A perda de água na distribuição, embora ainda alta em termos absolutos (23,7% em 2024), está abaixo da mediana nacional (29,1%) e da UF (31,7%), com percentil 35 — um desempenho relativamente favorável, mas que voltou a subir em relação a 2022 (23,2%), merecendo monitoramento para não repetir os picos de 2017-2019 (acima de 30%). No campo de resíduos sólidos, os dados do Censo mostram fragilidade: 72,6% dos domicílios têm coleta (2022), abaixo da mediana nacional (76,9%) e da UF (81,5%), enquanto o destino inadequado atinge 21,1% dos domicílios, patamar superior à mediana nacional (14,9%) e muito acima da UF (6,9%), colocando o município no percentil 61 (pior que a maioria). Essa fragilidade na destinação final é coerente com a redução de unidades de destinação licenciadas, que caiu de 2 para 1 unidade entre 2024 e 2025, e ajuda a explicar o crescimento das emissões de resíduos, que subiram 76,9% desde 2010, atingindo 7.183 tCO₂e em 2024 — acima da mediana nacional (6.191 tCO₂e).
Do ponto de vista climático, o balanço geral é positivo: as emissões totais de GEE caíram 52,5% desde 2010, chegando a 73.715 tCO₂e em 2024, valor abaixo da mediana nacional (138.513 tCO₂e) e no percentil 31. Essa redução, no entanto, é puxada principalmente pela queda em outras fontes (provavelmente agropecuária ou mudança de uso da terra), pois tanto as emissões de energia (+53,9%, para 24.991 tCO₂e) quanto as de resíduos (+76,9%) cresceram no período, ambas acima da mediana nacional. Isso sugere que o município terá de equacionar o aumento da pegada energética e de resíduos para sustentar a trajetória de descarbonização.

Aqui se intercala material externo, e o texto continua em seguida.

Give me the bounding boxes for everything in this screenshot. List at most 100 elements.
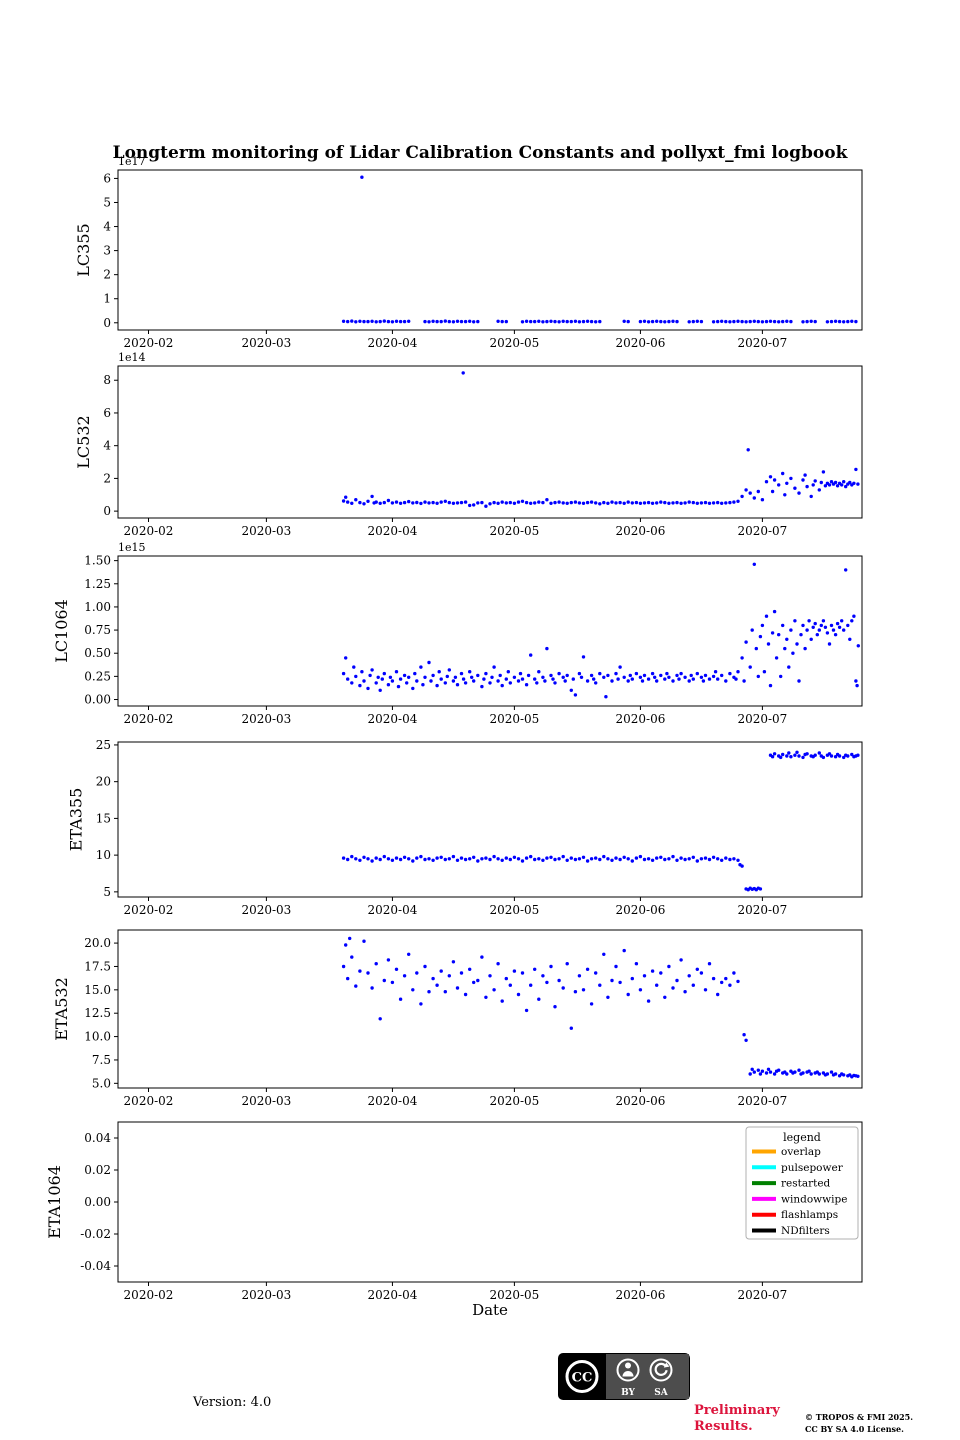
sa-text: SA [654,1388,668,1398]
y-tick-label: 0.50 [84,646,111,660]
y-axis-label: LC1064 [52,599,71,663]
cc-badge-graphic: CC BY SA [558,1353,690,1400]
x-tick-label: 2020-02 [124,1288,174,1302]
x-tick-label: 2020-05 [489,903,539,917]
axes-frame-LC355 [117,169,863,331]
y-axis-label: LC355 [74,223,93,276]
y-tick-label: 0.00 [84,1195,111,1209]
legend-label-flashlamps: flashlamps [781,1209,838,1221]
y-tick-label: 0.75 [84,623,111,637]
y-axis-label: ETA532 [52,977,71,1041]
axes-frame-LC1064 [117,555,863,707]
x-tick-label: 2020-02 [124,903,174,917]
x-tick-label: 2020-03 [241,336,291,350]
axis-offset-text: 1e15 [118,541,146,554]
preliminary-results-text: Preliminary Results. [694,1403,780,1434]
axis-offset-text: 1e14 [118,351,146,364]
x-tick-label: 2020-04 [367,903,417,917]
cc-text: CC [572,1371,593,1386]
legend-box: legend overlap pulsepower restarted windowwi… [745,1126,859,1240]
x-tick-label: 2020-02 [124,524,174,538]
scatter-points-LC532 [341,371,860,508]
legend-label-NDfilters: NDfilters [781,1225,830,1237]
y-tick-label: 3 [103,244,111,258]
x-tick-label: 2020-06 [615,712,665,726]
y-tick-label: 0.04 [84,1131,111,1145]
y-tick-label: 0.25 [84,669,111,683]
x-tick-label: 2020-05 [489,524,539,538]
x-tick-label: 2020-05 [489,1288,539,1302]
x-tick-label: 2020-03 [241,1094,291,1108]
y-tick-label: 2 [103,268,111,282]
cc-sa-icon: SA [649,1358,673,1398]
chart-title: Longterm monitoring of Lidar Calibration… [112,143,848,163]
panel-LC1064: 2020-02 2020-03 2020-04 2020-05 2020-06 2020-… [52,541,863,726]
legend-label-restarted: restarted [781,1178,831,1190]
y-tick-label: 2 [103,471,111,485]
x-tick-label: 2020-06 [615,524,665,538]
x-tick-label: 2020-03 [241,524,291,538]
x-tick-label: 2020-07 [737,1094,787,1108]
x-tick-label: 2020-07 [737,712,787,726]
y-tick-label: 0 [103,504,111,518]
y-tick-label: 5 [103,885,111,899]
cc-logo-icon: CC [565,1360,599,1393]
y-tick-label: 20.0 [84,936,111,950]
y-tick-label: 1.00 [84,600,111,614]
x-tick-label: 2020-04 [367,712,417,726]
y-tick-label: 6 [103,406,111,420]
panel-LC355: 2020-02 2020-03 2020-04 2020-05 2020-06 2020-… [74,155,863,350]
x-tick-label: 2020-03 [241,903,291,917]
y-tick-label: 5 [103,195,111,209]
x-tick-label: 2020-03 [241,1288,291,1302]
x-tick-label: 2020-02 [124,336,174,350]
y-tick-label: 1 [103,292,111,306]
axes-frame-ETA355 [117,741,863,898]
x-tick-label: 2020-06 [615,1288,665,1302]
cc-by-icon: BY [616,1358,640,1398]
panel-LC532: 2020-02 2020-03 2020-04 2020-05 2020-06 2020-… [74,351,863,538]
y-tick-label: 0 [103,316,111,330]
y-tick-label: 6 [103,171,111,185]
y-axis-label: LC532 [74,415,93,468]
x-tick-label: 2020-04 [367,1094,417,1108]
y-tick-label: 0.00 [84,693,111,707]
x-tick-label: 2020-05 [489,712,539,726]
by-text: BY [621,1388,635,1398]
y-axis-label: ETA1064 [45,1165,64,1239]
y-tick-label: -0.02 [80,1227,111,1241]
y-tick-label: 15.0 [84,983,111,997]
x-tick-label: 2020-06 [615,903,665,917]
x-tick-label: 2020-05 [489,336,539,350]
panel-ETA1064: 2020-02 2020-03 2020-04 2020-05 2020-06 2020-… [45,1121,863,1302]
legend-title: legend [783,1131,821,1144]
x-tick-label: 2020-04 [367,1288,417,1302]
y-tick-label: 1.25 [84,577,111,591]
x-tick-label: 2020-02 [124,1094,174,1108]
cc-license-badge: CC BY SA [558,1353,690,1404]
x-tick-label: 2020-07 [737,1288,787,1302]
x-tick-label: 2020-04 [367,524,417,538]
x-tick-label: 2020-05 [489,1094,539,1108]
axis-offset-text: 1e17 [118,155,146,168]
scatter-points-LC1064 [341,562,860,699]
x-tick-label: 2020-07 [737,336,787,350]
x-tick-label: 2020-06 [615,336,665,350]
copyright-line2: CC BY SA 4.0 License. [805,1424,904,1434]
x-tick-label: 2020-07 [737,524,787,538]
y-tick-label: 1.50 [84,554,111,568]
y-tick-label: 20 [96,775,111,789]
y-tick-label: 5.0 [92,1076,111,1090]
axes-frame-LC532 [117,365,863,519]
x-tick-label: 2020-06 [615,1094,665,1108]
legend-label-pulsepower: pulsepower [781,1162,844,1174]
y-tick-label: 15 [96,811,111,825]
panel-ETA355: 2020-02 2020-03 2020-04 2020-05 2020-06 2020-… [67,738,863,917]
y-tick-label: 25 [96,738,111,752]
scatter-points-ETA355 [341,750,860,892]
x-axis-label: Date [472,1301,508,1319]
legend-label-overlap: overlap [781,1146,821,1158]
version-text: Version: 4.0 [193,1395,272,1410]
y-tick-label: 10 [96,848,111,862]
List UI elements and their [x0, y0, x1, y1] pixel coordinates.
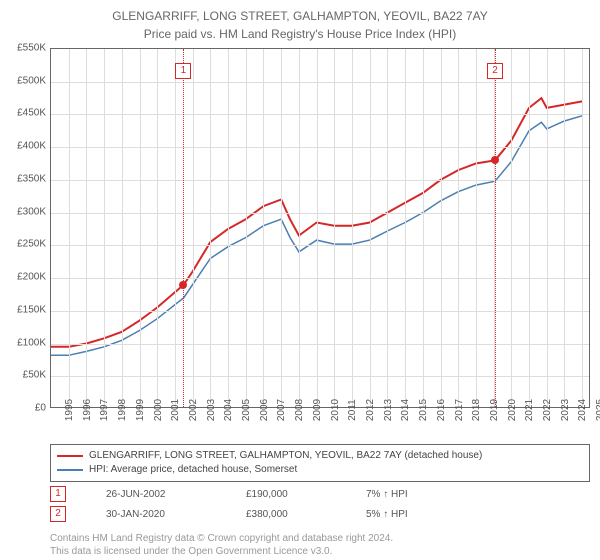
- y-tick-label: £450K: [6, 108, 46, 119]
- gridline-v: [246, 49, 247, 407]
- gridline-v: [387, 49, 388, 407]
- footnote-line-1: Contains HM Land Registry data © Crown c…: [50, 532, 393, 545]
- y-tick-label: £250K: [6, 239, 46, 250]
- chart-area: 12: [50, 48, 590, 408]
- y-tick-label: £550K: [6, 43, 46, 54]
- gridline-v: [140, 49, 141, 407]
- gridline-h: [51, 311, 589, 312]
- marker-line: [495, 49, 496, 407]
- y-tick-label: £100K: [6, 337, 46, 348]
- chart-subtitle: Price paid vs. HM Land Registry's House …: [0, 25, 600, 41]
- transaction-price: £190,000: [246, 489, 336, 500]
- y-tick-label: £150K: [6, 304, 46, 315]
- gridline-h: [51, 278, 589, 279]
- gridline-h: [51, 147, 589, 148]
- legend-row: GLENGARRIFF, LONG STREET, GALHAMPTON, YE…: [57, 449, 583, 463]
- gridline-h: [51, 344, 589, 345]
- gridline-v: [370, 49, 371, 407]
- y-tick-label: £50K: [6, 370, 46, 381]
- footnote-line-2: This data is licensed under the Open Gov…: [50, 545, 393, 558]
- gridline-v: [476, 49, 477, 407]
- x-tick-label: 2025: [581, 399, 600, 421]
- transaction-row: 1 26-JUN-2002 £190,000 7% ↑ HPI: [50, 486, 590, 502]
- gridline-v: [263, 49, 264, 407]
- y-tick-label: £500K: [6, 75, 46, 86]
- marker-dot: [491, 156, 499, 164]
- gridline-v: [193, 49, 194, 407]
- gridline-v: [317, 49, 318, 407]
- gridline-v: [334, 49, 335, 407]
- gridline-v: [511, 49, 512, 407]
- gridline-v: [104, 49, 105, 407]
- gridline-v: [299, 49, 300, 407]
- marker-line: [183, 49, 184, 407]
- legend-swatch: [57, 469, 83, 471]
- legend: GLENGARRIFF, LONG STREET, GALHAMPTON, YE…: [50, 444, 590, 482]
- gridline-v: [281, 49, 282, 407]
- y-tick-label: £300K: [6, 206, 46, 217]
- legend-label: HPI: Average price, detached house, Some…: [89, 463, 297, 477]
- gridline-v: [458, 49, 459, 407]
- gridline-v: [441, 49, 442, 407]
- gridline-v: [175, 49, 176, 407]
- gridline-h: [51, 82, 589, 83]
- transaction-date: 30-JAN-2020: [106, 509, 216, 520]
- legend-label: GLENGARRIFF, LONG STREET, GALHAMPTON, YE…: [89, 449, 482, 463]
- gridline-h: [51, 114, 589, 115]
- gridline-v: [69, 49, 70, 407]
- transaction-marker: 2: [50, 506, 66, 522]
- gridline-v: [86, 49, 87, 407]
- gridline-h: [51, 213, 589, 214]
- gridline-v: [423, 49, 424, 407]
- transaction-marker: 1: [50, 486, 66, 502]
- gridline-v: [122, 49, 123, 407]
- gridline-v: [564, 49, 565, 407]
- y-tick-label: £350K: [6, 173, 46, 184]
- transaction-date: 26-JUN-2002: [106, 489, 216, 500]
- gridline-h: [51, 180, 589, 181]
- y-tick-label: £200K: [6, 272, 46, 283]
- y-tick-label: £400K: [6, 141, 46, 152]
- legend-row: HPI: Average price, detached house, Some…: [57, 463, 583, 477]
- gridline-h: [51, 376, 589, 377]
- transaction-row: 2 30-JAN-2020 £380,000 5% ↑ HPI: [50, 506, 590, 522]
- transaction-price: £380,000: [246, 509, 336, 520]
- transaction-delta: 5% ↑ HPI: [366, 509, 408, 520]
- legend-swatch: [57, 455, 83, 457]
- transaction-delta: 7% ↑ HPI: [366, 489, 408, 500]
- gridline-h: [51, 245, 589, 246]
- gridline-v: [210, 49, 211, 407]
- marker-label: 1: [175, 63, 191, 79]
- marker-label: 2: [487, 63, 503, 79]
- gridline-v: [405, 49, 406, 407]
- chart-title: GLENGARRIFF, LONG STREET, GALHAMPTON, YE…: [0, 0, 600, 25]
- plot-region: 12: [50, 48, 590, 408]
- marker-dot: [179, 281, 187, 289]
- gridline-v: [228, 49, 229, 407]
- gridline-v: [547, 49, 548, 407]
- y-tick-label: £0: [6, 403, 46, 414]
- gridline-v: [352, 49, 353, 407]
- gridline-v: [157, 49, 158, 407]
- footnote: Contains HM Land Registry data © Crown c…: [50, 532, 393, 558]
- gridline-v: [529, 49, 530, 407]
- gridline-v: [582, 49, 583, 407]
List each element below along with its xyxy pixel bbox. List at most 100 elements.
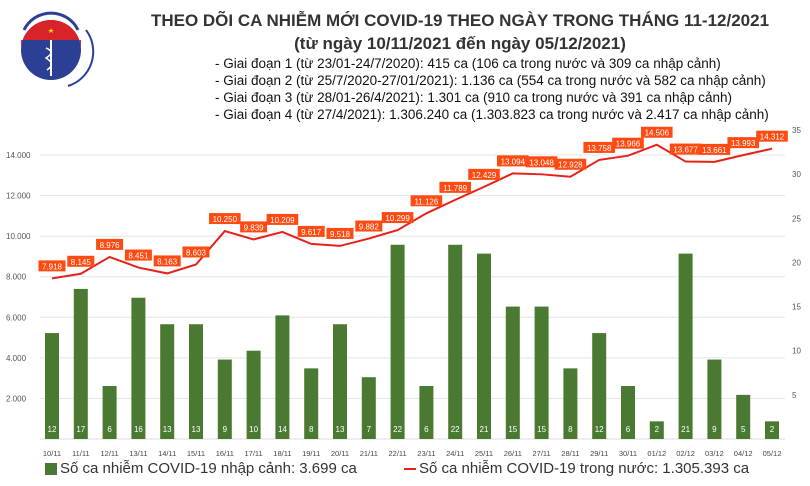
- line-label-box: [468, 168, 500, 180]
- bar: [505, 306, 520, 439]
- bar-value-label: 21: [681, 425, 690, 434]
- line-value-label: 8.451: [128, 252, 149, 261]
- line-value-label: 10.209: [270, 216, 295, 225]
- line-label-box: [266, 213, 299, 225]
- bar: [160, 324, 175, 439]
- left-tick-label: 14.000: [6, 151, 31, 160]
- line-value-label: 14.312: [760, 133, 785, 142]
- line-value-label: 13.966: [616, 140, 641, 149]
- legend-line-swatch: [404, 467, 416, 470]
- x-tick-label: 02/12: [676, 449, 695, 458]
- line-value-label: 11.789: [443, 184, 467, 193]
- x-tick-label: 21/11: [360, 449, 378, 458]
- line-label-box: [525, 156, 558, 168]
- chart-title: THEO DÕI CA NHIỄM MỚI COVID-19 THEO NGÀY…: [150, 11, 770, 30]
- note-phase-1: - Giai đoạn 1 (từ 23/01-24/7/2020): 415 …: [215, 56, 721, 71]
- x-tick-label: 22/11: [388, 449, 406, 458]
- line-label-box: [583, 141, 615, 153]
- line-value-label: 13.758: [587, 144, 612, 153]
- line-value-label: 8.976: [100, 241, 121, 250]
- left-tick-label: 2.000: [6, 394, 27, 403]
- bar: [333, 324, 347, 439]
- line-value-label: 9.882: [359, 223, 380, 232]
- line-label-box: [209, 213, 241, 225]
- bar-value-label: 5: [741, 425, 746, 434]
- line-value-label: 8.603: [186, 248, 207, 257]
- bar: [678, 253, 693, 439]
- line-value-label: 10.250: [213, 215, 238, 224]
- line-label-box: [439, 181, 471, 193]
- line-label-box: [756, 130, 788, 142]
- bar: [592, 333, 607, 439]
- line-value-label: 13.048: [529, 158, 554, 167]
- left-tick-label: 4.000: [6, 354, 27, 363]
- bar-value-label: 16: [134, 425, 143, 434]
- bar-value-label: 9: [712, 425, 717, 434]
- line-label-box: [381, 212, 414, 224]
- bar-value-label: 15: [537, 425, 546, 434]
- bar-value-label: 12: [48, 425, 57, 434]
- left-tick-label: 10.000: [6, 232, 31, 241]
- x-tick-label: 04/12: [734, 449, 753, 458]
- bar-value-label: 9: [223, 425, 228, 434]
- right-tick-label: 30: [792, 170, 801, 179]
- bar: [102, 386, 117, 439]
- x-tick-label: 03/12: [705, 449, 724, 458]
- bar-value-label: 13: [192, 425, 201, 434]
- x-tick-label: 15/11: [187, 449, 205, 458]
- bar: [563, 368, 578, 439]
- bar: [534, 306, 549, 439]
- bar: [707, 359, 722, 439]
- line-label-box: [124, 249, 152, 261]
- bar-value-label: 13: [163, 425, 172, 434]
- right-tick-label: 20: [792, 258, 801, 267]
- bar: [246, 350, 261, 439]
- right-tick-label: 10: [792, 347, 801, 356]
- line-label-box: [641, 126, 673, 138]
- x-tick-label: 10/11: [43, 449, 61, 458]
- x-tick-label: 11/11: [72, 449, 90, 458]
- bar-value-label: 8: [568, 425, 573, 434]
- bar-value-label: 22: [393, 425, 402, 434]
- line-label-box: [67, 255, 95, 267]
- line-value-label: 13.094: [501, 157, 526, 166]
- bar-value-label: 22: [451, 425, 460, 434]
- bar-value-label: 12: [595, 425, 604, 434]
- legend-bar: Số ca nhiễm COVID-19 nhập cảnh: 3.699 ca: [45, 460, 357, 477]
- bar: [304, 368, 319, 439]
- bar-value-label: 15: [508, 425, 517, 434]
- line-label-box: [612, 137, 644, 149]
- line-label-box: [326, 227, 354, 239]
- x-tick-label: 01/12: [647, 449, 666, 458]
- bar-value-label: 17: [76, 425, 85, 434]
- line-label-box: [38, 260, 66, 272]
- x-tick-label: 20/11: [331, 449, 349, 458]
- bar-value-label: 10: [249, 425, 258, 434]
- line-value-label: 10.299: [385, 214, 410, 223]
- bar-value-label: 6: [424, 425, 429, 434]
- note-phase-4: - Giai đoạn 4 (từ 27/4/2021): 1.306.240 …: [215, 107, 769, 122]
- bar-value-label: 14: [278, 425, 287, 434]
- x-tick-label: 19/11: [302, 449, 320, 458]
- line-value-label: 7.918: [42, 262, 63, 271]
- line-value-label: 13.993: [731, 139, 756, 148]
- bar: [736, 394, 751, 439]
- x-tick-label: 28/11: [561, 449, 579, 458]
- x-tick-label: 12/11: [100, 449, 118, 458]
- x-tick-label: 18/11: [273, 449, 291, 458]
- line-label-box: [240, 221, 268, 233]
- x-tick-label: 17/11: [244, 449, 262, 458]
- left-tick-label: 12.000: [6, 192, 31, 201]
- bar: [45, 333, 59, 439]
- line-value-label: 14.506: [645, 129, 670, 138]
- bar: [131, 297, 146, 439]
- line-value-label: 9.617: [301, 228, 322, 237]
- line-label-box: [554, 158, 587, 170]
- left-tick-label: 6.000: [6, 313, 27, 322]
- line-label-box: [182, 246, 210, 258]
- line-value-label: 11.126: [414, 197, 438, 206]
- bar: [621, 386, 635, 439]
- line-value-label: 12.928: [558, 161, 583, 170]
- line-label-box: [497, 155, 529, 167]
- line-label-box: [96, 238, 124, 250]
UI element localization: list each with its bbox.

Em termos hidroclimáticos, os únicos registros disponíveis (2016) indicam ausência de cheias e 6 registros de seca observada, valor abaixo da mediana da UF (
Gerado em 10/07/2026
Saneamento
Governança do saneamento
Infraestrutura de saneamento
Cobertura de água
SNIS/SINISA
59.9%
2024
Coleta de esgoto
SNIS/SINISA
76.8%
2024
Tratamento de esgoto
SNIS/SINISA
100.0%
2022
Perda de água
SNIS/SINISA
23.7%
2024
Resíduos
Domicílios com coleta
IBGE Censodomiciliar
72.6%
2022
Destino inadequado (domicílios)
IBGE Censodomiciliar
21.1%
2022
Unidades de destinação
IBAMA (CTF-APP)
1
2025
Clima
Emissões de GEE
SEEG
73.715 tCO₂e
2024
Emissões de resíduos
SEEG
7.183 tCO₂e
2024
Emissões de energia
SEEG
24.991 tCO₂e
2024
Registros de cheia
ANA
0
2016
Seca observada (ANA/SUM)
ANA
6
2016
Fontes: SNIS/SINISA, SEEG, ANEEL, IBAMA, PNCP e IBGE. Resumo gerado por IA a partir dos dados do Atlas — confira sempre na fonte oficial. Resumo atualizado em 10/07/2026.